Can We All Just Get Along…Still?

Bruno Caboclo

(Credit: Ron Turenne/Getty Images)

Today, and each June 24th, is the Day of the Caboclo. It’s not the title of a new horror flick. Nor is it the birthday of Bruno Caboclo, the 19-year-old forward of the NBA’s Toronto Raptors. It’s actually a celebration of mixed-race people in Brazil.

You’d be sued for that in this country.

Imagine the Day of the Mulatto or Caucasian Heritage Night at the ballpark. Wait, they tried the latter last week at a minor league stadium in Utah, but ended up canceling it.

I’m not suggesting the promotional idea by the Orem Owlz was a good one.
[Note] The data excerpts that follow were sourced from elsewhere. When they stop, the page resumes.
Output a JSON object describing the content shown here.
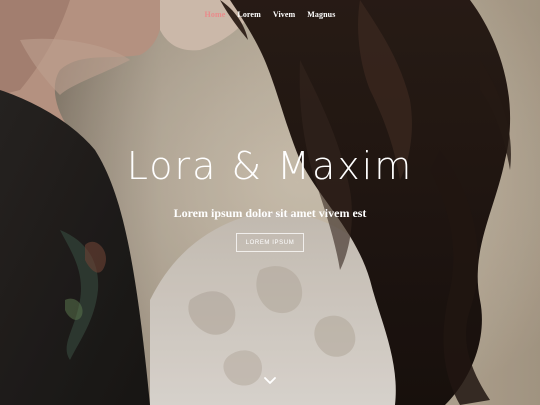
{
  "nav": {
    "items": [
      {
        "label": "Home",
        "active": true
      },
      {
        "label": "Lorem",
        "active": false
      },
      {
        "label": "Vivem",
        "active": false
      },
      {
        "label": "Magnus",
        "active": false
      }
    ]
  },
  "hero": {
    "title": "Lora & Maxim",
    "subtitle": "Lorem ipsum dolor sit amet vivem est",
    "cta_label": "LOREM IPSUM",
    "scroll_icon": "chevron-down-icon"
  },
  "colors": {
    "active_nav": "#e98b8b",
    "text": "#ffffff"
  }
}
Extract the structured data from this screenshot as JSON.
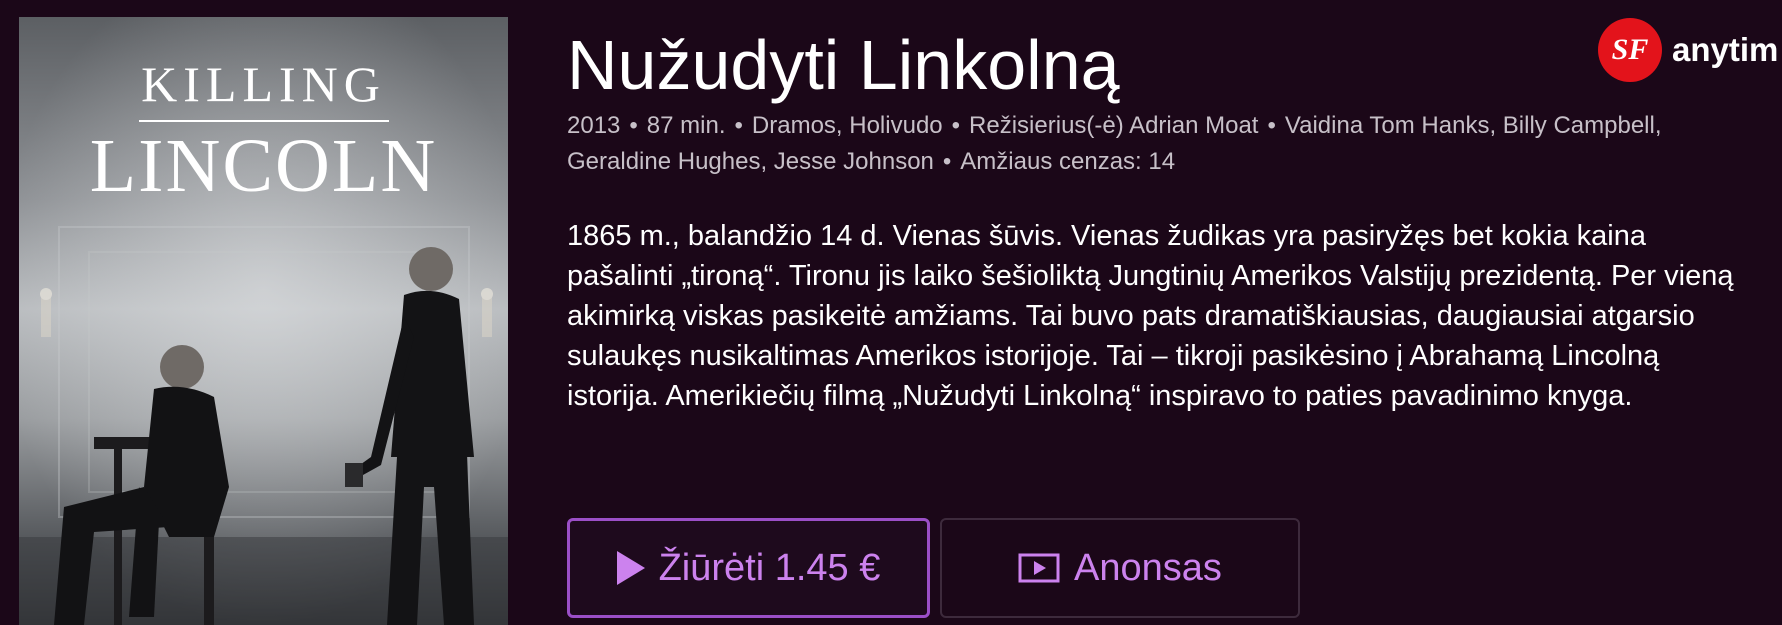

But, it sure makes you wonder: When IS it acceptable to have a promotion in honor of a race of people? Where is the line?
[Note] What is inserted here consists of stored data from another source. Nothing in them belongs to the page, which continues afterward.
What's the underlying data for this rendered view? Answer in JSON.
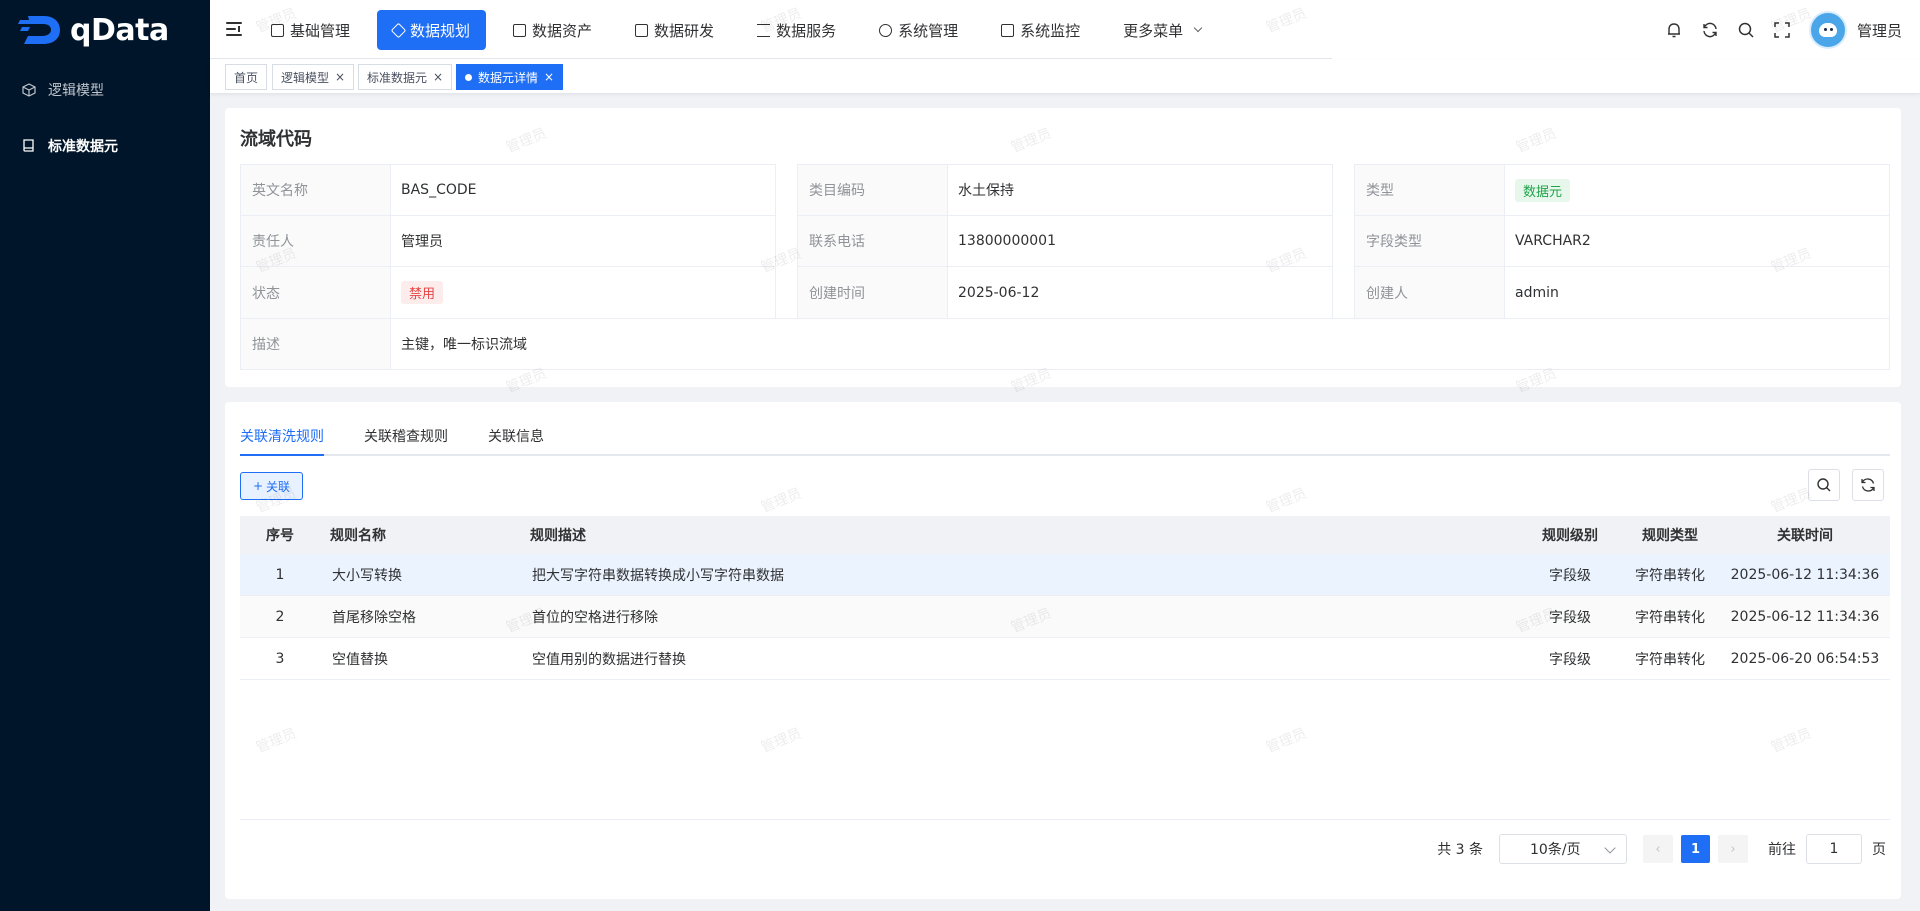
{
  "app": {
    "logo_text": "qData"
  },
  "sidebar": {
    "items": [
      {
        "label": "逻辑模型",
        "icon": "cube-icon",
        "active": false
      },
      {
        "label": "标准数据元",
        "icon": "book-icon",
        "active": true
      }
    ]
  },
  "header": {
    "nav": [
      {
        "label": "基础管理",
        "icon": "grid-icon",
        "active": false
      },
      {
        "label": "数据规划",
        "icon": "layers-icon",
        "active": true
      },
      {
        "label": "数据资产",
        "icon": "document-icon",
        "active": false
      },
      {
        "label": "数据研发",
        "icon": "folder-icon",
        "active": false
      },
      {
        "label": "数据服务",
        "icon": "hourglass-icon",
        "active": false
      },
      {
        "label": "系统管理",
        "icon": "settings-icon",
        "active": false
      },
      {
        "label": "系统监控",
        "icon": "monitor-icon",
        "active": false
      },
      {
        "label": "更多菜单",
        "icon": "chevron-down-icon",
        "active": false
      }
    ],
    "user_name": "管理员"
  },
  "tags": [
    {
      "label": "首页",
      "closable": false,
      "active": false
    },
    {
      "label": "逻辑模型",
      "closable": true,
      "active": false
    },
    {
      "label": "标准数据元",
      "closable": true,
      "active": false
    },
    {
      "label": "数据元详情",
      "closable": true,
      "active": true
    }
  ],
  "detail": {
    "title": "流域代码",
    "fields": {
      "en_name_label": "英文名称",
      "en_name": "BAS_CODE",
      "category_label": "类目编码",
      "category": "水土保持",
      "type_label": "类型",
      "type": "数据元",
      "owner_label": "责任人",
      "owner": "管理员",
      "phone_label": "联系电话",
      "phone": "13800000001",
      "field_type_label": "字段类型",
      "field_type": "VARCHAR2",
      "status_label": "状态",
      "status": "禁用",
      "created_label": "创建时间",
      "created": "2025-06-12",
      "creator_label": "创建人",
      "creator": "admin",
      "desc_label": "描述",
      "desc": "主键，唯一标识流域"
    }
  },
  "rules": {
    "tabs": [
      {
        "label": "关联清洗规则",
        "active": true
      },
      {
        "label": "关联稽查规则",
        "active": false
      },
      {
        "label": "关联信息",
        "active": false
      }
    ],
    "assoc_button": "关联",
    "columns": [
      "序号",
      "规则名称",
      "规则描述",
      "规则级别",
      "规则类型",
      "关联时间"
    ],
    "rows": [
      {
        "idx": "1",
        "name": "大小写转换",
        "desc": "把大写字符串数据转换成小写字符串数据",
        "level": "字段级",
        "type": "字符串转化",
        "time": "2025-06-12 11:34:36"
      },
      {
        "idx": "2",
        "name": "首尾移除空格",
        "desc": "首位的空格进行移除",
        "level": "字段级",
        "type": "字符串转化",
        "time": "2025-06-12 11:34:36"
      },
      {
        "idx": "3",
        "name": "空值替换",
        "desc": "空值用别的数据进行替换",
        "level": "字段级",
        "type": "字符串转化",
        "time": "2025-06-20 06:54:53"
      }
    ]
  },
  "pagination": {
    "total_text": "共 3 条",
    "page_size": "10条/页",
    "current_page": "1",
    "goto_label": "前往",
    "goto_value": "1",
    "page_suffix": "页"
  },
  "watermark": "管理员",
  "colors": {
    "primary": "#1e6ef6",
    "sidebar_bg": "#001529",
    "success": "#1fa34a",
    "danger": "#e54545"
  }
}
Caucasians make up 63% of the population in the United States. When would it be okay to celebrate that faction of folks? When the percentage reaches minority status at 49%? Or 32%? Or 17%?
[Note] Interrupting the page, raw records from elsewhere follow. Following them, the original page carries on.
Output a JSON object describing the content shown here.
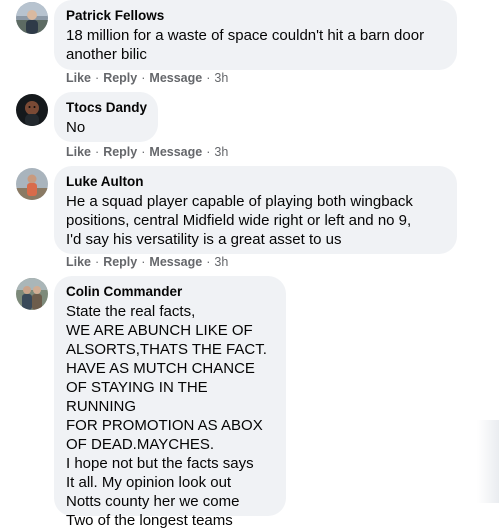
{
  "comments": [
    {
      "author": "Patrick Fellows",
      "text": "18 million for a waste of space couldn't hit a barn door\nanother bilic",
      "actions": {
        "like": "Like",
        "reply": "Reply",
        "message": "Message",
        "time": "3h"
      }
    },
    {
      "author": "Ttocs Dandy",
      "text": "No",
      "actions": {
        "like": "Like",
        "reply": "Reply",
        "message": "Message",
        "time": "3h"
      }
    },
    {
      "author": "Luke Aulton",
      "text": "He a squad player capable of playing both wingback\npositions, central Midfield wide right or left and no 9,\nI'd say his versatility is a great asset to us",
      "actions": {
        "like": "Like",
        "reply": "Reply",
        "message": "Message",
        "time": "3h"
      }
    },
    {
      "author": "Colin Commander",
      "text": "State the real facts,\nWE ARE ABUNCH LIKE OF\nALSORTS,THATS THE FACT.\nHAVE AS MUTCH CHANCE\nOF STAYING IN THE RUNNING\nFOR PROMOTION AS ABOX\nOF DEAD.MAYCHES.\nI hope not but the facts says\nIt all. My opinion look out\nNotts county her we come\nTwo of the longest teams"
    }
  ],
  "separator": "·",
  "colors": {
    "bubble": "#f0f2f5",
    "text": "#050505",
    "meta": "#65676b"
  }
}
The point is that race is still such a sensitive topic in this country, while in other countries…not so much.

Maybe getting to know each other a little better, and experiencing what they experience, would help solve some of our issues.

I once had girlfriend who was African-American. Walking through a mall, we often received mean stares from whites and derisive comments from blacks. On the flip side, in the name of tolerance, I was completely accepted by an amateur soccer team on which I was the only white player.

If it’s okay in the sports world or in the realm of comedy, then it should be okay everywhere.

The story of the advent of the caboclo race in Brazil is interesting.

Caboclos are bronze-skinned folks hailing from the Amazonas region of South America. They are derived from the union of native Brazilian women and men of European descent. These interracial marriages were numerous in the 1700s, when white men were brought to the tropical jungle area of north central South America to help harvest the plentiful rubber supply.

Then, according to a Wikipedia entry “the men were never granted permission to leave, and thus married locally.”

The first part of that phrase sounds suspiciously coercive and maybe exploitative. And there are well-documented atrocities perpetrated against the men AND women of that region, all in the name of rubber greed. Too bad the bumper crop of latex used to create automobile tires and condoms could not have been harvested without a history of abuse.

Still, the Day of the Caboclo in the current age is honorable. No matter how an individual got here, his or her right to enjoy a day to honor his or her heritage should be protected. Or, perhaps we should decide that NO specific ethnic groups should be singled out and celebrated.

I do know this: people should not be defined purely by the color of their skin, but by their character underneath it. There are good Caucasians and bad ones–and those differing characteristics apply to people of ALL colors.

In the spirit of the Day of the Caboclo, I’m locating some bronze people today and congratulating them. I’ll begin at the tanning salon.

Dave Coombs is a longtime Caucasian morning radio host.